Uber prévoit des vérifications d'antécédents plus strictes pour les conducteurs après la révision de sa politique

Uber prévoit des vérifications d’antécédents plus strictes pour les conducteurs après la révision de sa politique

La populaire application de covoiturage Uber aurait pris des mesures pour mettre en place des vérifications d’antécédents plus complètes après que ses politiques ont permis aux personnes condamnées pour des crimes violents de conduire pour l’entreprise.

Cette décision intervient après qu’une enquête menée par le New York Times a révélé les politiques révélées par l’entreprise permettant aux conducteurs de continuer à travailler malgré des condamnations pénales antérieures, notamment pour des crimes violents.

Uber avait précédemment interdit aux conducteurs reconnus coupables de meurtre, de terrorisme, d’agression sexuelle et d’enlèvement d’opérer au sein de l’entreprise.

Cependant, le rapport du Times concluait que, dans 22 États, Uber avait approuvé des conducteurs reconnus coupables d’autres crimes graves – tels que la maltraitance d’enfants, le harcèlement criminel et les agressions – à condition que les condamnations datent d’au moins sept ans.

Uber avait précédemment déclaré que le délai de sept ans « établit le juste équilibre entre la protection de la sécurité publique et le fait de donner aux personnes ayant un casier judiciaire plus ancien une chance de travailler et de reconstruire leur vie », selon le Times.

L’enquête du média a révélé que, de 2017 à 2022, Uber a reçu un rapport de agression sexuelle ou inconduite sexuelle en moyenne toutes les huit minutes. Le rapport révèle également qu’Uber a autorisé les chauffeurs à continuer d’opérer au sein de l’entreprise après avoir reçu des plaintes de passagers et ne les a interdits qu’après de graves allégations.
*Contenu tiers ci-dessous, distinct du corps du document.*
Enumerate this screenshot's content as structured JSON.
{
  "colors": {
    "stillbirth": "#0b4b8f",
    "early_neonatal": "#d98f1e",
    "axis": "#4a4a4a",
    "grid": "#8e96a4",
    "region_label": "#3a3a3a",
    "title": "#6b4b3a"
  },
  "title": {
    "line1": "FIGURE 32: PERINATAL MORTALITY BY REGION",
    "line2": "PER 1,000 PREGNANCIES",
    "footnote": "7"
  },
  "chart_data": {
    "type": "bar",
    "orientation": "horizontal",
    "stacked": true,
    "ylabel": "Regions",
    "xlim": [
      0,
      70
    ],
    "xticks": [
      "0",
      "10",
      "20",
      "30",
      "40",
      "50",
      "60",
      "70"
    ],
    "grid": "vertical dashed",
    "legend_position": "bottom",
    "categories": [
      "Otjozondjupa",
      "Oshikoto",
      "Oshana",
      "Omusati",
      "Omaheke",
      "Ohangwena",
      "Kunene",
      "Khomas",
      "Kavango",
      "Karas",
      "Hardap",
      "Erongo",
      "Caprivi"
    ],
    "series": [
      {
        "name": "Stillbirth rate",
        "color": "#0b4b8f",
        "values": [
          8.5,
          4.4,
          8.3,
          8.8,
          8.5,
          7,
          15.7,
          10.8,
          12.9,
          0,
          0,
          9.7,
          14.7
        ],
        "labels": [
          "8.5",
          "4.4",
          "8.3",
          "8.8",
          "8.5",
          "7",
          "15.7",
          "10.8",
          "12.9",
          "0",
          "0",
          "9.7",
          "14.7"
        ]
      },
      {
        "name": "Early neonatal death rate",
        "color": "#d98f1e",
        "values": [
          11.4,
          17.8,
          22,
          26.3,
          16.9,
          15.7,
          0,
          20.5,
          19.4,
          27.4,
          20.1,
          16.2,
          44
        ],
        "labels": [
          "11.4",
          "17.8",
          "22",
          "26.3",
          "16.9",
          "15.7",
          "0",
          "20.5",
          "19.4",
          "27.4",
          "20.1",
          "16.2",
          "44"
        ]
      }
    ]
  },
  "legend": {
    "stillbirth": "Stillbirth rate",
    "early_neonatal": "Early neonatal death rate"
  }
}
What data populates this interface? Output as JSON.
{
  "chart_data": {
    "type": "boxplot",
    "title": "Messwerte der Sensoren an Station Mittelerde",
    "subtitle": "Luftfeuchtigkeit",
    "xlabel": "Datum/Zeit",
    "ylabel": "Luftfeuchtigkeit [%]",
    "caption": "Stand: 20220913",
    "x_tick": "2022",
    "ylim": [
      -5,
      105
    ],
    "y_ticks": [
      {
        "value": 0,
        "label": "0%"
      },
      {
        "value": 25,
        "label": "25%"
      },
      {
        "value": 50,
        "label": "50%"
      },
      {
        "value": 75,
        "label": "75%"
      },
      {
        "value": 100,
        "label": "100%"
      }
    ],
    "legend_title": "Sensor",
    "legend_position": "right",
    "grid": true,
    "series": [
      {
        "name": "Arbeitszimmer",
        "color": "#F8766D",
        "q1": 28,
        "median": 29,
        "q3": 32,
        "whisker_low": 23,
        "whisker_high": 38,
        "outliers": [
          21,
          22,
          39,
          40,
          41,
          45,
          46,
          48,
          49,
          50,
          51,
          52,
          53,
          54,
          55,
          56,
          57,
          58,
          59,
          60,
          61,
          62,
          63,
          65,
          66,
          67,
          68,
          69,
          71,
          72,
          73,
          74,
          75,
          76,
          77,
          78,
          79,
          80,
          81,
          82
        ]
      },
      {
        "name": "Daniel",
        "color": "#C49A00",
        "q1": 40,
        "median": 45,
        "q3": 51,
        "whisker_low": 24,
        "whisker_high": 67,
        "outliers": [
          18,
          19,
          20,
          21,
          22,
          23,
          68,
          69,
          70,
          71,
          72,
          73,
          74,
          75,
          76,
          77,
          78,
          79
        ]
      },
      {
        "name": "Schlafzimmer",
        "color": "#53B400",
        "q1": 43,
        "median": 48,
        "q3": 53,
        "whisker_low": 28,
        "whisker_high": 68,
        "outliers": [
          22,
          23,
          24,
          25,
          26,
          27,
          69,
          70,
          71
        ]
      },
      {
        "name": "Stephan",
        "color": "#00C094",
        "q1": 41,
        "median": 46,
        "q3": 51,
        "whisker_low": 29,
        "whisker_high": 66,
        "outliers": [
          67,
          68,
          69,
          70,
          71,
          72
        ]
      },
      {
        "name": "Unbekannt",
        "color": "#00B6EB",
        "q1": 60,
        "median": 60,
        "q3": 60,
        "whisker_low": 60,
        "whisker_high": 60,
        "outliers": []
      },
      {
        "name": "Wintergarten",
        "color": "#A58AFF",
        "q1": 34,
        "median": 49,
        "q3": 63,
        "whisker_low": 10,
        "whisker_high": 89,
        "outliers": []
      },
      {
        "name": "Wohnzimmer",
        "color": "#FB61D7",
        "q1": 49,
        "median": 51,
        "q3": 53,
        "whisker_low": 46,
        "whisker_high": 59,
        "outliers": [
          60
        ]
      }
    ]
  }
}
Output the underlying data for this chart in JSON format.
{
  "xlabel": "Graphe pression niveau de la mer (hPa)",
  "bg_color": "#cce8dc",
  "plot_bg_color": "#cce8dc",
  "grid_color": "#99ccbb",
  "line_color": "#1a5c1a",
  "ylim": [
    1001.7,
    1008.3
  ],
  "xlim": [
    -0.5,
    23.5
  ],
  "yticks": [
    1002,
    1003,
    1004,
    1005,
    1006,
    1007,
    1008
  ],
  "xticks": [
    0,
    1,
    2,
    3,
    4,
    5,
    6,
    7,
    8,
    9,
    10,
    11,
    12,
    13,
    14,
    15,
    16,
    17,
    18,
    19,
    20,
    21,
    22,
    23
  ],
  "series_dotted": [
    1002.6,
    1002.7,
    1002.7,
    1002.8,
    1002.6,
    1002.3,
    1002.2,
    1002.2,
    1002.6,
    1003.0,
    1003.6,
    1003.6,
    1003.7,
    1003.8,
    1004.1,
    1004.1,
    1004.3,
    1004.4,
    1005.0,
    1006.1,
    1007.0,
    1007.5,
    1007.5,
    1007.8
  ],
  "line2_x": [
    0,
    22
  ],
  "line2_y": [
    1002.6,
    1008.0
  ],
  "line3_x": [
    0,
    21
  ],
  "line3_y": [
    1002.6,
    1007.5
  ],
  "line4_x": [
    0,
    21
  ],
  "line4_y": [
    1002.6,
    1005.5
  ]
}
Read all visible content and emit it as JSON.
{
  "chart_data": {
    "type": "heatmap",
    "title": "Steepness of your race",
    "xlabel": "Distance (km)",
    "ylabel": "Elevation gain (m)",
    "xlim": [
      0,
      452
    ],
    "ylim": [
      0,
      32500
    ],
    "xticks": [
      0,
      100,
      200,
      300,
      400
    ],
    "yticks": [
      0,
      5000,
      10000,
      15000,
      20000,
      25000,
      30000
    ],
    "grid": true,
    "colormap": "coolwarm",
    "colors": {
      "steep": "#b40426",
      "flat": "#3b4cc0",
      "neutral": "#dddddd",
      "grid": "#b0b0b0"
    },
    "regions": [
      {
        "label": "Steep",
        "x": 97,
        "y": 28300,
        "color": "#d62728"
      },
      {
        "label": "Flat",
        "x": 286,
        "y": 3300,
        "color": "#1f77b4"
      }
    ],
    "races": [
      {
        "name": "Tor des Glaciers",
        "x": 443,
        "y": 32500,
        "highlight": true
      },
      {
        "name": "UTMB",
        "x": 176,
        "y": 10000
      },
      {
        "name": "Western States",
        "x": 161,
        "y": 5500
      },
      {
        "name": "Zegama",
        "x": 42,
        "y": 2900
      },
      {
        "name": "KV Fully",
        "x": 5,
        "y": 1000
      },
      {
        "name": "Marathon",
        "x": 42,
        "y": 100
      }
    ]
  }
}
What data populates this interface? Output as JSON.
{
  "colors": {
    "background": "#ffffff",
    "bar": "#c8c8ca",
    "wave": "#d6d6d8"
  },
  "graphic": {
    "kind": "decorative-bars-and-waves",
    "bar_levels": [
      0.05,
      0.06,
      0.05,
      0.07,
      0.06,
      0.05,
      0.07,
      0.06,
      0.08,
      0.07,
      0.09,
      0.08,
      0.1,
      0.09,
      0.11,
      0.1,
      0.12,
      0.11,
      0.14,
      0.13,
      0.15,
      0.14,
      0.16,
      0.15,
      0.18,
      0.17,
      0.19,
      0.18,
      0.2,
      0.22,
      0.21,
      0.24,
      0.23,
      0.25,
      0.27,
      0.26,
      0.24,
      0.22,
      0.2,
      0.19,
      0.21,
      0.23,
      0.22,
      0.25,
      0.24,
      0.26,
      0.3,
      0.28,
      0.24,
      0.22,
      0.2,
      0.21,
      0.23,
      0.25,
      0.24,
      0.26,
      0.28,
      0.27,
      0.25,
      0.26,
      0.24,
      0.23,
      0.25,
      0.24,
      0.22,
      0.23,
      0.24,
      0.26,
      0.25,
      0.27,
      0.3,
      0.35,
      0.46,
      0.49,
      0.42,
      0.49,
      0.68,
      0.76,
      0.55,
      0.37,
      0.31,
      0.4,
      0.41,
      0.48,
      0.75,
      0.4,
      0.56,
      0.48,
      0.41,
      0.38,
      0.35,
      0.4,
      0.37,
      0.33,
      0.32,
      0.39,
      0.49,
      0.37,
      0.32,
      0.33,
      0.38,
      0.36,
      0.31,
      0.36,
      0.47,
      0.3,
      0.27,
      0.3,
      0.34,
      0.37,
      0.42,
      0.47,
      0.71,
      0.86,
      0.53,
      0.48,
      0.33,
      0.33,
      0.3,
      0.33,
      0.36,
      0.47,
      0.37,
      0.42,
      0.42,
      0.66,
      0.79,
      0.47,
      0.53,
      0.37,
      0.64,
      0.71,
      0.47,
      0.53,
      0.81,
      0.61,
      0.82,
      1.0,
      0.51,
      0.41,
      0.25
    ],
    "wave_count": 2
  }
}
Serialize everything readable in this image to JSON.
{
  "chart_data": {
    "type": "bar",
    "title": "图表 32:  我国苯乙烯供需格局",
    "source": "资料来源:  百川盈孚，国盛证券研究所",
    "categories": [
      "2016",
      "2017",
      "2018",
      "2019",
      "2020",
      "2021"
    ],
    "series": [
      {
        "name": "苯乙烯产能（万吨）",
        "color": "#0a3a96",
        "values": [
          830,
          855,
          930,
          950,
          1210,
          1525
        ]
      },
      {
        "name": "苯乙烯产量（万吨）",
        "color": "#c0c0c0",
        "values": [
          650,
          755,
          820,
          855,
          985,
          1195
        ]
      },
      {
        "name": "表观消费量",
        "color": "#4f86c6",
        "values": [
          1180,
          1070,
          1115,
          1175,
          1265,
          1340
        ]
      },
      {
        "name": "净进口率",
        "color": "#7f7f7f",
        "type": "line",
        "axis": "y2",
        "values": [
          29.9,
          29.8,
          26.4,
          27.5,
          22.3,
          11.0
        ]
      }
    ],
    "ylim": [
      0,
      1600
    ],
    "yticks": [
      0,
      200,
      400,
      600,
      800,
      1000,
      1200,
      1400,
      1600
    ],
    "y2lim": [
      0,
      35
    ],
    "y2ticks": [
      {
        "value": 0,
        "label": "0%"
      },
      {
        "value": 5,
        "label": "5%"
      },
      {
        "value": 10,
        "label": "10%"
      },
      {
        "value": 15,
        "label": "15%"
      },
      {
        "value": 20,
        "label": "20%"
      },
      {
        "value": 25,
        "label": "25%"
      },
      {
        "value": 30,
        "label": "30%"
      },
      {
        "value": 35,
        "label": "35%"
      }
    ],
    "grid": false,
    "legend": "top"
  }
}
L’année dernière, un immigrant clandestin du Liban travaillant comme chauffeur Uber au Texas a été arrêté après avoir prétendument agressé sexuellement une femme de 21 ans qui était passagère de son véhicule, selon RENARD 26.

autocollant uber sur une voiture

La victime aurait déclaré s’être endormie dans le véhicule de Sameh Mohamad Chami et s’être réveillée sur le siège avant alors que la voiture était garée avec son short déboutonné. Elle a déclaré à la police qu’elle se souvenait de Chami mettant sa main dans son pantalon.

Chami a été arrêté par les autorités locales le 6 août 2025 et Application de l’immigration et des douanes (ICE) a ensuite déposé une demande d’arrestation contre lui.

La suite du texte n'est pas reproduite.